You might also need to make sure that you have started your app.

heroku ps:scale web=1

You can now check that the app is working by running heroku open. Once the app is running, the final task is to configure Twilio’s WhatsApp Sandbox as described above, using your new Heroku URL instead of the ngrok one.

Now, your chatbot will work even when you have turned off your machine. Depending on the Heroku pricing plan you choose, Heroku can keep the app running all the time, or it can shut down the app to save resources during longer periods of inactivity and restart it when users start sending messages again.

Conclusion

Our WhatsApp chatbot prototype allows users to interact with a large language model on their phones. At the moment, the implementation is quite simple, with the chatbot largely serving as an interface to a couple of pre-made, easy-to-use prompts. Nonetheless, this has been useful to explore the technical feasibility of combining WhatsApp with generative AI. Moreover, we hope that by creating a tangible prototype, we can ignite further interest and explorations in this direction, especially in the context of early-years education.

This prototype has also highlighted differences in user experience between a text messaging app and a web app.

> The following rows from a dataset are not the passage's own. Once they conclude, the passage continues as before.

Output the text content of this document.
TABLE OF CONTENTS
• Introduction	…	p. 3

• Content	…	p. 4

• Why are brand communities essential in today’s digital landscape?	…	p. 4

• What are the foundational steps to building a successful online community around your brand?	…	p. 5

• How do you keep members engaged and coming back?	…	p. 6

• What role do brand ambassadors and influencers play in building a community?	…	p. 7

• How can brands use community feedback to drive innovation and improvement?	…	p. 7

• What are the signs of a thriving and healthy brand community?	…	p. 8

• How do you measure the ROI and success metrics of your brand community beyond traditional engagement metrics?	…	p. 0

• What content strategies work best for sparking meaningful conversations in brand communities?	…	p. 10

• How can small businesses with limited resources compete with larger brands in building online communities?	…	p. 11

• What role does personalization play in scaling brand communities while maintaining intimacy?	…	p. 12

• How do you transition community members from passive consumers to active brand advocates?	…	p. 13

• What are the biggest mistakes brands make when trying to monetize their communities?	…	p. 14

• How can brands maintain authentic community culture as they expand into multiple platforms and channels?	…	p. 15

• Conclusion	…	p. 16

The messaging app will be better suited for quicker interactions and shorter responses from the LLM — particularly because we can’t stream the LLM responses character-by-character to WhatsApp. This means that the prompts that we used for our web app prototype would need to be further optimised to provide shorter answers, for example, by sending one early-years activity idea at a time.

Potential future iterations could also explore using WhatsApp messaging history to enable a more natural style of interaction and allow users to ask follow-up questions about the explanations or activity ideas.

We’re also aware that there are other platforms for managing WhatsApp accounts besides Twilio (such as Wati and Messagebird) as well as many other ways to build an API and chatbots. If you’ve built something similar, we’d love to hear about it!